If you don’t want the default to be
shared between subsequent calls, you
can write the function like this
instead:
def f(a, L=None):
if L is None:
L = []
L.append(a)
return L
I still was expecting:
print f(1) # [1]
print f(2) # [1,2]
print f(3) # [1,2,3]
I reason:
The default value (L=None) was executed for f(1) which helped L point to a new empty list in the fn body. However on successive calls, L=None was not executed; so L still points to the list which already has 1 in it now, and subsequent calls are simply appending more elements to it thereby sharing L.
Where am I thinking incorrectly?
UPDATE
def f(a, L=[]):
L.append(a)
return L
Does L here point to an empty list created in heap or stack?
L is the name of an argument, but it is also a local variable. Rebinding it rebinds the local variable, but does not change the default argument.
UPDATE EDIT:
Python doesn't have "heap" and "stack" in the same manner as C; all it has are objects, and references to those objects. Your function call returns a reference to the same list that was created as the default value for the L argument of the f function, and any operation that mutates it will mutate the value of the default argument.
The default value is evaluated only once
means that if you do def foo(a, b=len([1,2,3])) b will be set to 3 and it will not make any function call to len if you call foo.
The = operator assigns an object to a name. It doesn't change the previous object.
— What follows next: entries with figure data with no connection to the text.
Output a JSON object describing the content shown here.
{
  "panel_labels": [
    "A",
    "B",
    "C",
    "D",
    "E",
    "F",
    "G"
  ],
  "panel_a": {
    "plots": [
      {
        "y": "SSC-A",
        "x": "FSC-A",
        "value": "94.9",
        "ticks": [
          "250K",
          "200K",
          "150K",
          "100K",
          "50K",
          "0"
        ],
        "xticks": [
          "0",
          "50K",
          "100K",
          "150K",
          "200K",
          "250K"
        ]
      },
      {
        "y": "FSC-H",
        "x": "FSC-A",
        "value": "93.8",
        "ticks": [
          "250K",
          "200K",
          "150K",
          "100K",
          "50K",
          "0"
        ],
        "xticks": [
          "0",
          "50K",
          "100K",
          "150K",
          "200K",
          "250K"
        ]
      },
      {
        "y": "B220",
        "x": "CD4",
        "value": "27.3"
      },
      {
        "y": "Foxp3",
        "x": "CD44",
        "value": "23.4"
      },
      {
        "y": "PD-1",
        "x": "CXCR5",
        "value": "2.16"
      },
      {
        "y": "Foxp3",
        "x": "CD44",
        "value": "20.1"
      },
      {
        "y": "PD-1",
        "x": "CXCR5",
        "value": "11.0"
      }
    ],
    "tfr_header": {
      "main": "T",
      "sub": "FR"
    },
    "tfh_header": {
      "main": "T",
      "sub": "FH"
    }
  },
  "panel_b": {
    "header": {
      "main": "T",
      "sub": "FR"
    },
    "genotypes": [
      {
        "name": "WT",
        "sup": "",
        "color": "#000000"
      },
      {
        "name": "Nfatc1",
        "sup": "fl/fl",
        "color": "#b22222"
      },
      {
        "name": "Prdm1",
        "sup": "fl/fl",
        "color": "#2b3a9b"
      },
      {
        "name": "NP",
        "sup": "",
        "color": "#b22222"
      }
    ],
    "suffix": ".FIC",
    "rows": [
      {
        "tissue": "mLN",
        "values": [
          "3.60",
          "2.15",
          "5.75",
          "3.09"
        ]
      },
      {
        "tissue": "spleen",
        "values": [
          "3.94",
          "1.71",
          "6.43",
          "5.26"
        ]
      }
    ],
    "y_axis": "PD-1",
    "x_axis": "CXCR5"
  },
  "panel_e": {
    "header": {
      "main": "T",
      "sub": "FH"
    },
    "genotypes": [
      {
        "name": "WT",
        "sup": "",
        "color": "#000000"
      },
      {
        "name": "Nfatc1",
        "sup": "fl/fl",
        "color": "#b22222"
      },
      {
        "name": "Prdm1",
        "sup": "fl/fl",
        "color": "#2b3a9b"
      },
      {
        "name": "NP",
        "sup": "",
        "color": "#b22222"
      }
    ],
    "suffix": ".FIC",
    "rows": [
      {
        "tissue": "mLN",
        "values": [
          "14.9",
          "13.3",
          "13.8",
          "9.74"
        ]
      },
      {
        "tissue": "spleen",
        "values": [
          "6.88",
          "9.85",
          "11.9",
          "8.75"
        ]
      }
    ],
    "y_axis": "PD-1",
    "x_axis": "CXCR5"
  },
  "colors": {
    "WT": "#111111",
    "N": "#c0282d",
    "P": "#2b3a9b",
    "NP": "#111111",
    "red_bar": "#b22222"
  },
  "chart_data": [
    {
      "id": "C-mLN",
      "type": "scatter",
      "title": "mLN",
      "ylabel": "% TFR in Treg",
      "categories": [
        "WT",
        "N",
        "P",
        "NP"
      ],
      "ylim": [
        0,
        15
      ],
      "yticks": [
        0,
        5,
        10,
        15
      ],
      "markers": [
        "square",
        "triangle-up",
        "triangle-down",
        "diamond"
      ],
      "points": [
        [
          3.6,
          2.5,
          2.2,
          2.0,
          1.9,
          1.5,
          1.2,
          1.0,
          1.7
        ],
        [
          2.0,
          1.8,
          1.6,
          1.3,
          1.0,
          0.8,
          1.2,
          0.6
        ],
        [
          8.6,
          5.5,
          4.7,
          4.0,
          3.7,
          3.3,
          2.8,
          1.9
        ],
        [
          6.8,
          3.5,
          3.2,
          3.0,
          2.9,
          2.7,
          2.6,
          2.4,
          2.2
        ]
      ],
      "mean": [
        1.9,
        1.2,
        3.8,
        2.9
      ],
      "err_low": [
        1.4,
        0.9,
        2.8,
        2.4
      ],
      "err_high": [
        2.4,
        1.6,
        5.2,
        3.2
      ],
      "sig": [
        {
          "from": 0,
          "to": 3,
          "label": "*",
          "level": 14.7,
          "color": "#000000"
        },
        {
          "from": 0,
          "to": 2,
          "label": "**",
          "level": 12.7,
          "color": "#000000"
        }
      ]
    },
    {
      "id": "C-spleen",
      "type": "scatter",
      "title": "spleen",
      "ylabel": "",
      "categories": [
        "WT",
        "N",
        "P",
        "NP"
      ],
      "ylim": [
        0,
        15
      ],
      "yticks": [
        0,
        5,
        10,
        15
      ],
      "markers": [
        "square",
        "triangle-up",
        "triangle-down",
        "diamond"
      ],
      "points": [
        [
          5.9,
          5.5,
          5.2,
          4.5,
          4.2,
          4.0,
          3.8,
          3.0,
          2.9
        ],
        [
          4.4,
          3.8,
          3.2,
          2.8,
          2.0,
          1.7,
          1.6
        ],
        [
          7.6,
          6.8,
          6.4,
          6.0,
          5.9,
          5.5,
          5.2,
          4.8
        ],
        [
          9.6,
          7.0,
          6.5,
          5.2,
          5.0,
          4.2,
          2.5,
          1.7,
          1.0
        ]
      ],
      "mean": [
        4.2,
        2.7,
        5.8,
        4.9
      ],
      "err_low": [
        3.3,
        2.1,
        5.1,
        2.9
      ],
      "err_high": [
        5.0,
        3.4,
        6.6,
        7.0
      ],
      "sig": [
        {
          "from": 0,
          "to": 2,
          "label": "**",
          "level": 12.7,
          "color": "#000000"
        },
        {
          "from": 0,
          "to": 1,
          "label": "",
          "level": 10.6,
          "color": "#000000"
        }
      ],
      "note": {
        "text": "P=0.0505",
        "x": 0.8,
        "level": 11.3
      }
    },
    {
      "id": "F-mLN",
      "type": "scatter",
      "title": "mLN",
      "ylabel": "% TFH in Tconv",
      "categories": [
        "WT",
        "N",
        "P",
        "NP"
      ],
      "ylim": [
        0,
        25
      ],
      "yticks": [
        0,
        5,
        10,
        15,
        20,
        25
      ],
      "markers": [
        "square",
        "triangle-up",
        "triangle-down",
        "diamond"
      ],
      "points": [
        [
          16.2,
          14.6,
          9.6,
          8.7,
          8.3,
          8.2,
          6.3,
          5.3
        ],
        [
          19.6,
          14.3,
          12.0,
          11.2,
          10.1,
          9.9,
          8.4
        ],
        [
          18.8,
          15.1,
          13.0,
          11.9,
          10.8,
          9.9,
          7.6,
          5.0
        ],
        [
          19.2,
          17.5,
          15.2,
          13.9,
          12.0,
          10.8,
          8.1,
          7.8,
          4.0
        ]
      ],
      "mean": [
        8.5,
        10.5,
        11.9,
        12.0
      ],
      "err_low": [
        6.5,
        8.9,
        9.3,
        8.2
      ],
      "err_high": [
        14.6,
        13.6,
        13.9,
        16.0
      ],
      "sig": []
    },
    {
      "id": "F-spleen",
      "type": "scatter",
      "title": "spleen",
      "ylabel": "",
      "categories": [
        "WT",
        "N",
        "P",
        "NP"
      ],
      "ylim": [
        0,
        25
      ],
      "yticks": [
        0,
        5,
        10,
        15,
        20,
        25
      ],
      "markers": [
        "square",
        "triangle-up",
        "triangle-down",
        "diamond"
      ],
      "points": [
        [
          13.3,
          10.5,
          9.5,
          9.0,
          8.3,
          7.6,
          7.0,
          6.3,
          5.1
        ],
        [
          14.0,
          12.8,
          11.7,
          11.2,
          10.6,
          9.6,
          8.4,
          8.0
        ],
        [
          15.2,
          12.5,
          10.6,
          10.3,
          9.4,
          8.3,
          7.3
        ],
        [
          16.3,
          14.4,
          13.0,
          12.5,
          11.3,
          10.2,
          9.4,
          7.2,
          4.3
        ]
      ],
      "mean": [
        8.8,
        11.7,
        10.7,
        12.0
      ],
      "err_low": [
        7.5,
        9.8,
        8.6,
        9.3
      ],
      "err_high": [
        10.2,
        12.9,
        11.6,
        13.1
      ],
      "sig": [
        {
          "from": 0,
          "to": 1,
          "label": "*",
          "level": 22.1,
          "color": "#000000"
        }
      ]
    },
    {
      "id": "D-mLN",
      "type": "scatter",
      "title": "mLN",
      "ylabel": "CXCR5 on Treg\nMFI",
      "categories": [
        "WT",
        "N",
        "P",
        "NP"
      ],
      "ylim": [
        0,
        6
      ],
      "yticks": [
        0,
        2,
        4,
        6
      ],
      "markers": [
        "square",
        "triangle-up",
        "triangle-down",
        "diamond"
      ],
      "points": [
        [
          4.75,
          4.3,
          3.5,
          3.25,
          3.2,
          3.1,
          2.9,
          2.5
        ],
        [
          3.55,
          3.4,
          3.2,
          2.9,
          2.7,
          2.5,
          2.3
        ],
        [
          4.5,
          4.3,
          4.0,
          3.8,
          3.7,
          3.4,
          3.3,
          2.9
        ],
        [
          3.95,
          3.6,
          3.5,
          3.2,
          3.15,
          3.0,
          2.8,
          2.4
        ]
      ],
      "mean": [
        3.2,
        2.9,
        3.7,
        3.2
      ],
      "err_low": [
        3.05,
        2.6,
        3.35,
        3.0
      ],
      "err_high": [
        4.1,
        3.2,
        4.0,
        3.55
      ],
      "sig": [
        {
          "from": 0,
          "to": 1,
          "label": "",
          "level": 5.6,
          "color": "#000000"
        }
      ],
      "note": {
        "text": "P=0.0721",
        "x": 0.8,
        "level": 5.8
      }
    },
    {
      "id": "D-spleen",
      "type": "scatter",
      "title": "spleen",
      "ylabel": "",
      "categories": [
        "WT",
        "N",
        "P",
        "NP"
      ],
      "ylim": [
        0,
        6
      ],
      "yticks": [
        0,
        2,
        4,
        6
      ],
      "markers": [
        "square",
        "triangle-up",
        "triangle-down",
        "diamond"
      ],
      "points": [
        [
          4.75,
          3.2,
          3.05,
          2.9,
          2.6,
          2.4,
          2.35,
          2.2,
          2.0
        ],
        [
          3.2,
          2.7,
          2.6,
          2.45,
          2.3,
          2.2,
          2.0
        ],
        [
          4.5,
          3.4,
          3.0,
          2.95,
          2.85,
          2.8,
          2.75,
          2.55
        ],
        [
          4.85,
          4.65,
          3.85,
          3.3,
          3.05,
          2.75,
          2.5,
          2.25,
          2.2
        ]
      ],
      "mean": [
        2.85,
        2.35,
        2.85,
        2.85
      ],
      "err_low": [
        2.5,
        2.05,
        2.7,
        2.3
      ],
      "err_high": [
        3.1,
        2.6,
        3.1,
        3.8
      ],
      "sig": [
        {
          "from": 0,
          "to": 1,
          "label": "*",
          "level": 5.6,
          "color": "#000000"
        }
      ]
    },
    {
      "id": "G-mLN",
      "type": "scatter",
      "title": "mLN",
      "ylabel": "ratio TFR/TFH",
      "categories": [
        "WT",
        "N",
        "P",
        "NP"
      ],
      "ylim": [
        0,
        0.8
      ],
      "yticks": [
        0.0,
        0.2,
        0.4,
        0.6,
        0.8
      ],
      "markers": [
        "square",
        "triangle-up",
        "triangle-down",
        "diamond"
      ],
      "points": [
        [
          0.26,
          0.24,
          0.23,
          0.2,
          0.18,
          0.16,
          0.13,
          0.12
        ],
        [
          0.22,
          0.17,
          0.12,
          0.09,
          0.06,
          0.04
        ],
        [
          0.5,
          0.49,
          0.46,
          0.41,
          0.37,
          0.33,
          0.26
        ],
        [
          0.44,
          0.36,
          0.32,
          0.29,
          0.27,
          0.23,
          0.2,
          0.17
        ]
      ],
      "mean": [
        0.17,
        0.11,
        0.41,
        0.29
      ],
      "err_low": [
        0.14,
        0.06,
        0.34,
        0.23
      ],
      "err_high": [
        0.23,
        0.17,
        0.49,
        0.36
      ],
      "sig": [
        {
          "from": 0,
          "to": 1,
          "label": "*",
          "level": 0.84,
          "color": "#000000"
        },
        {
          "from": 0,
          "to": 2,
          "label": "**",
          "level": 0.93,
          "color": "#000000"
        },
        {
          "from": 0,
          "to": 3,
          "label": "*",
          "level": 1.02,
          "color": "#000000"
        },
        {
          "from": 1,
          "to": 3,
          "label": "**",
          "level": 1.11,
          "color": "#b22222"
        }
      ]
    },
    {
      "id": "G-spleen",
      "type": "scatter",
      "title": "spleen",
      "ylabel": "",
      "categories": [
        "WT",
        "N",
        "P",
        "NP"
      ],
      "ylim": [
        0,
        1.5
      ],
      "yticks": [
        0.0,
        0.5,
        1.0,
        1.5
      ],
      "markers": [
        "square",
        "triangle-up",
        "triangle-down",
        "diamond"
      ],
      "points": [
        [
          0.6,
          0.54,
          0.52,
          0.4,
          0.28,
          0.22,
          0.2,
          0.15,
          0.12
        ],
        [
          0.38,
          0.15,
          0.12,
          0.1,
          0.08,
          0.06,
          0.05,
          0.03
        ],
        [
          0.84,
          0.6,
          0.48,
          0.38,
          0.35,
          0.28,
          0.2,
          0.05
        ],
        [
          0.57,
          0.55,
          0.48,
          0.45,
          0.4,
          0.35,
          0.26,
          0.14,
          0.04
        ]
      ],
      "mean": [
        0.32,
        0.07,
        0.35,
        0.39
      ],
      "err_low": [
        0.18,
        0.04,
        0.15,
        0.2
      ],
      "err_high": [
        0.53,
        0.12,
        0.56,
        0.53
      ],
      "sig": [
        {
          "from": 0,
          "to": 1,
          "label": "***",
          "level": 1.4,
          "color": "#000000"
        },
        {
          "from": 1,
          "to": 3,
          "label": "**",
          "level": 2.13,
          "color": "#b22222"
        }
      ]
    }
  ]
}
If you run the functions below, it will help you to see how it works.
def f(a, L=[]):
print("id default: ", id(L))
L.append(a)
print("id used: ", id(L)
return L
Notice 1 object address, we are using only the default list object and we are changing it.
def f(a, L=[]):
print("id default: ", id(L))
if L == []:
L = []
L.append(a)
print("id used: ", id(L))
return L
Notice 2 different object addresses, when you assign L=[] again in the function, you are using a different list object and not the default list object, and that is why the default list object doesn't change.
def f(a, L=None):
print("id default", id(L))
if L is None:
L = []
L.append(a)
print("id used: ", id(L))
return L
This function is basically the same as the one above it, same idea, but it uses a None object instead of an empty list object.